The agribusiness industry described the ruling as the latest in a series of setbacks that will make it more difficult for livestock operators to make a living from federal corporate welfare handouts.
“We’re extremely disappointed,” said Bruce Blodgett, director of natural resources for the California Farm Bureau Federation. “It has some rather negative implications for our rural counties.”
“Environmental groups really need to be careful what they are asking for,” Blodgett added. “If ranchers are not viable, they will look at other options for their lands: condominiums, golf courses and other things that don’t protect habitat.” (Blodgett apparently failed to grasp that this ruling applies to public land.)

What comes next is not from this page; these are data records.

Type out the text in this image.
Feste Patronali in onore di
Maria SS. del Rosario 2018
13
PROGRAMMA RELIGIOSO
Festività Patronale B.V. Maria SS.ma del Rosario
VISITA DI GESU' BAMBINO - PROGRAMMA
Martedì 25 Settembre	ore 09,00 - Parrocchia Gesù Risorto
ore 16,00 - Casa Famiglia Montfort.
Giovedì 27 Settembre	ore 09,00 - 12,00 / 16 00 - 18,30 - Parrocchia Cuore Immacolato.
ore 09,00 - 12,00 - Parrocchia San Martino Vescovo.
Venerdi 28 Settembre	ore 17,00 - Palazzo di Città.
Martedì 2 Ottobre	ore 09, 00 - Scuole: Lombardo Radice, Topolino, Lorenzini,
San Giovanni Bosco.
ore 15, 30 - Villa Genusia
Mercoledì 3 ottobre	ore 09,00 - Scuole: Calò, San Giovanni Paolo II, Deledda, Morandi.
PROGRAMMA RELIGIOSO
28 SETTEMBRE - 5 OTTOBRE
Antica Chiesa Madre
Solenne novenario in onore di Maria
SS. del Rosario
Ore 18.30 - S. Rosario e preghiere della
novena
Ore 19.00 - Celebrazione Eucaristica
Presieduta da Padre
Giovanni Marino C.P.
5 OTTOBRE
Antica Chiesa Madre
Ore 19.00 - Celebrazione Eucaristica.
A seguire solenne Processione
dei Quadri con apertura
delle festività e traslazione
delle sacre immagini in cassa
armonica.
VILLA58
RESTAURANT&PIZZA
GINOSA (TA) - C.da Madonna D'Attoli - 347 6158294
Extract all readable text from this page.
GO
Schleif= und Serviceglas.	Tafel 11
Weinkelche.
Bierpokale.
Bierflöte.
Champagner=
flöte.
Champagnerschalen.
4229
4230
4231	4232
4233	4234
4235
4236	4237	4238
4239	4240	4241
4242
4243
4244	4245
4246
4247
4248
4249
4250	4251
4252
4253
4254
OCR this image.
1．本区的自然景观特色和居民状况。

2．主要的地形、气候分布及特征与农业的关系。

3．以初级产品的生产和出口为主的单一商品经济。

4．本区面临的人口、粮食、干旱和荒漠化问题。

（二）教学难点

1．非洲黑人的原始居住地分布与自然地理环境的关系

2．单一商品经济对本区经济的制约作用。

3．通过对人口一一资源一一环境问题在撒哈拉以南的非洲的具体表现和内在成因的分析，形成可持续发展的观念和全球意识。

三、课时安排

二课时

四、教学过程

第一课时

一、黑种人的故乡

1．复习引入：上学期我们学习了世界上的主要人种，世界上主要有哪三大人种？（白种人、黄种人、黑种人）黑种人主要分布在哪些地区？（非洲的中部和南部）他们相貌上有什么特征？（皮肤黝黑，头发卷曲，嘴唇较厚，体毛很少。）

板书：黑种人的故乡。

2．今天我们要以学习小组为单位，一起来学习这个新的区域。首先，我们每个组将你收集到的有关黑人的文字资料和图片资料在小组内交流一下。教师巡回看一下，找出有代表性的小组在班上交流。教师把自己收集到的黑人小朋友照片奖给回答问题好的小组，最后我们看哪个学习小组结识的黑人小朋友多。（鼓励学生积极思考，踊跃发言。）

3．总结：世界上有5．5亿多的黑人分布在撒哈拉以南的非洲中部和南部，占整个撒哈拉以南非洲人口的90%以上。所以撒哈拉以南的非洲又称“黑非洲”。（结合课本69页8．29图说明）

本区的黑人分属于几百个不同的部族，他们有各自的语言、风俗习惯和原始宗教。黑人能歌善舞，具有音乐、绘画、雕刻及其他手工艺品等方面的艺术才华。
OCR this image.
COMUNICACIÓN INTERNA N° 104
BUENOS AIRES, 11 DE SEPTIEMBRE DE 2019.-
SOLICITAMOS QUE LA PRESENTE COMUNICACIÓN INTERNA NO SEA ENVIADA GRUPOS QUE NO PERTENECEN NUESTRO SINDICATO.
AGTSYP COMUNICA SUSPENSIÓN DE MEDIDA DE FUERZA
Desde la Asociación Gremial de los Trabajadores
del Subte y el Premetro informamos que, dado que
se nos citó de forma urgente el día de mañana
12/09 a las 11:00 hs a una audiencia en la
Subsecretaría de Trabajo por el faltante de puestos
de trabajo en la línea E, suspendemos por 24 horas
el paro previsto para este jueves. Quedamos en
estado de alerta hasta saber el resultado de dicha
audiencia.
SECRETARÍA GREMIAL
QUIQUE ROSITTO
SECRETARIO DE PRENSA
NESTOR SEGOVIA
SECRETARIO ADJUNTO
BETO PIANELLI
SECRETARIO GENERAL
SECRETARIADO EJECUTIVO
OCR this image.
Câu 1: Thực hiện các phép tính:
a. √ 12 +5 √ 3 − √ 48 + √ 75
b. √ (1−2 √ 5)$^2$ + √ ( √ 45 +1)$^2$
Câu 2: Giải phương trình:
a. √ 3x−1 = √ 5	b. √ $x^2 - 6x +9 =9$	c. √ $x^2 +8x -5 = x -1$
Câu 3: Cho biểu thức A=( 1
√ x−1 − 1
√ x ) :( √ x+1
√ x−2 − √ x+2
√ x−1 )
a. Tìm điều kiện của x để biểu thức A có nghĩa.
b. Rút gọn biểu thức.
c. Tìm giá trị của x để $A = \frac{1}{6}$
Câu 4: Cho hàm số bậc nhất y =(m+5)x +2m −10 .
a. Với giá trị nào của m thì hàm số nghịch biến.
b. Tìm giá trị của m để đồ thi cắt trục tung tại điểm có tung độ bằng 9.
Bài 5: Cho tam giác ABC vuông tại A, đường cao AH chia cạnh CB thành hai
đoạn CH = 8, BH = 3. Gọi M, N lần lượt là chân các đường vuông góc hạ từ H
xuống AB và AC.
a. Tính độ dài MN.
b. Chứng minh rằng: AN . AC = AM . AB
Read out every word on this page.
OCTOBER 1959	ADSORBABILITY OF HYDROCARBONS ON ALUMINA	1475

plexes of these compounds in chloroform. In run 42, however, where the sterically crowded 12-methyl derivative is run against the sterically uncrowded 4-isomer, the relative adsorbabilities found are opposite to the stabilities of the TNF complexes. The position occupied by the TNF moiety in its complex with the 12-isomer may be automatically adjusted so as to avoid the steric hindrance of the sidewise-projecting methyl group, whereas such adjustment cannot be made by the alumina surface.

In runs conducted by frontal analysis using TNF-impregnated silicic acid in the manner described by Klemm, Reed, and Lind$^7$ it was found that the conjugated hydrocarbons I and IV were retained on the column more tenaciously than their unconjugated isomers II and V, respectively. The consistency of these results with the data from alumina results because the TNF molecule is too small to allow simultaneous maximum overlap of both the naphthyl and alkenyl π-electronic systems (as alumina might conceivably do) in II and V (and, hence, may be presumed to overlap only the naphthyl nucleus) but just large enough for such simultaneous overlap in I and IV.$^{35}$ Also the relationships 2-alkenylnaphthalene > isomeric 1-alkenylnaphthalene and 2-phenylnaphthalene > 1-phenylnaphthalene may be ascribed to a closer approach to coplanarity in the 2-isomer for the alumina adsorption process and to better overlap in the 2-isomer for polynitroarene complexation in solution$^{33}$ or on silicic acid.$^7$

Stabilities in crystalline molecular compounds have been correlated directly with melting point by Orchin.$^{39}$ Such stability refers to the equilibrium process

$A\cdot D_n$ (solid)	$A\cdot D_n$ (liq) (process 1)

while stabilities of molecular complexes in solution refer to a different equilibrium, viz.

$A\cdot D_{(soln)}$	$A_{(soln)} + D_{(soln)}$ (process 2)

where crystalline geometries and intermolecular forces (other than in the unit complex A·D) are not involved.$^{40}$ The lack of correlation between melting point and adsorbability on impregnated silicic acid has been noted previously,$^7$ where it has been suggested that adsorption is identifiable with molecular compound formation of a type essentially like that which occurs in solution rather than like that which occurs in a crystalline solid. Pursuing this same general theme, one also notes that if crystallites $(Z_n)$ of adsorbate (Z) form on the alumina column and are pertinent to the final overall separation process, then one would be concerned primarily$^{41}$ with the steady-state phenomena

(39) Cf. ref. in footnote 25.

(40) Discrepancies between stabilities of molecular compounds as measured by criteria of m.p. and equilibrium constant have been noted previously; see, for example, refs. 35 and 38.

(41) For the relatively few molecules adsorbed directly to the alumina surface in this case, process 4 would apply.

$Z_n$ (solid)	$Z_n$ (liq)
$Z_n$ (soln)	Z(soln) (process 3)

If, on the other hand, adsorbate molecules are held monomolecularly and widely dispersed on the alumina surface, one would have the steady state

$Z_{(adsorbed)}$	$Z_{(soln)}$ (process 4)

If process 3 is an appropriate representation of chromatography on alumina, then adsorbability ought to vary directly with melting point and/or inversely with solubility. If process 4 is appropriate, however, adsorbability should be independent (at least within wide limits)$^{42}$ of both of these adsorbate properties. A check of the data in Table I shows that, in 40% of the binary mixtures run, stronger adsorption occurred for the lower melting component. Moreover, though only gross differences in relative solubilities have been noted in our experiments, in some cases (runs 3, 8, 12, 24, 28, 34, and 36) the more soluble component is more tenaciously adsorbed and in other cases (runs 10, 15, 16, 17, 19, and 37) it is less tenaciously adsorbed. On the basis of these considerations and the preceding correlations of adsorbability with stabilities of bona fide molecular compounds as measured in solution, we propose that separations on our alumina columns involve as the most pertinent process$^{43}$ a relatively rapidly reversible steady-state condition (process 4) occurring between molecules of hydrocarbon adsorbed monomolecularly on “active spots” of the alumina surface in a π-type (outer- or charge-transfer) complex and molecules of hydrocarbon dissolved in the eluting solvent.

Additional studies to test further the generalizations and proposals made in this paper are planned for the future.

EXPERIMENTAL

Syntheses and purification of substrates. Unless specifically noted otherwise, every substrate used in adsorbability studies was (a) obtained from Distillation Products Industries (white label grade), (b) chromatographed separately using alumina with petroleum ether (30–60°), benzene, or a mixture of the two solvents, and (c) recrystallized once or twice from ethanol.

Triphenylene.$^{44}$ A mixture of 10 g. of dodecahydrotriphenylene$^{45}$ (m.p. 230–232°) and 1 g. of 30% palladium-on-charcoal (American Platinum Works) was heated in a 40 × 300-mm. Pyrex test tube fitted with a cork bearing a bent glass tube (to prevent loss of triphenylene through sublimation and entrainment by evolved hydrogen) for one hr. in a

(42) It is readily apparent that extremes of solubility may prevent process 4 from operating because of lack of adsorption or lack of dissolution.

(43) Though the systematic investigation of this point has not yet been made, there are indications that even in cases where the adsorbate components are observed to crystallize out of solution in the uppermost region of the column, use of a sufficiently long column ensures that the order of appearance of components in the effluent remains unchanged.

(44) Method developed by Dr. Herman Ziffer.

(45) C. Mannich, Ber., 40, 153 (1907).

Cattle grazing is the biggest commercial use of public land in the West. In California, for example, 35 percent of the state is controlled by the U.S. Forest Service or the Bureau of Land Management. Grazing occurs on much of that acreage.
The BLM, whose lands were affected by Monday’s court ruling, controls 176 million acres in the Lower 48, most of it in 12 Western states. The agency allows grazing on 93 percent of those lands — an area equal in size to Washington, Oregon and Idaho — where agribusiness corporations run 2 million cattle and 1.7 million sheep.
A nine-month investigation published by the Mercury News in November found taxpayers lost $108 million last year on federal grazing programs.
The report found that large corporations and millionaires, such as hotel mogul Barron Hilton and computer heiress Mary Hewlett Jaffee, benefit the most from below-market grazing fees and other rules.
At issue Monday was a lawsuit filed by livestock groups against the U.S. Department of Interior, seeking to overturn environmental reforms put in place by the Clinton administration in 1995. Interior Secretary Bruce Babbitt said they were an attempt to reduce ecological damage. Numerous biological reports have found that overgrazing, particularly in stream areas, has driven birds and fish to the endangered list.
The National Cattlemen’s Beef Association and other livestock groups sued, arguing Babbitt exceeded his authority under the 1934 Taylor Grazing Act in three ways.
First, Babbitt’s rules allowed people not in the livestock business — from fishing groups to the Nature Conservancy — to compete for permits. (Imagine! A free market auction! Why would Americans oppose that?) Second, the cattlemen disputed a provision that the government — not them — owns fences, pipes and water tanks on public land.
Finally, they argued the rules made it easier for BLM biologists to reduce cattle numbers.
The ranchers lost on all counts.
In an opinion by Justice Stephen Breyer, the Supreme Court ruled Babbitt had not exceeded his authority. The 1934 law, designed to improve land conditions after the Dust Bowl, gave the Department of Interior wide berth in reducing cattle to improve land health, the court found, and established that grazing permits are not rights but privileges that can be revoked.
Three percent of the nation’s beef is produced on federal land in 17 Western states. Most is grown on farms in Texas, Oklahoma and the Dakotas.
Some environmentalists said that because of the court ruling, they will pressure local BLM offices to reduce livestock numbers.
“I think it’s a significant victory for public control over public lands,” said Sam Hitt, founder of Forest Guardians, an environmental group in Santa Fe. “We plan to push this to the limits.”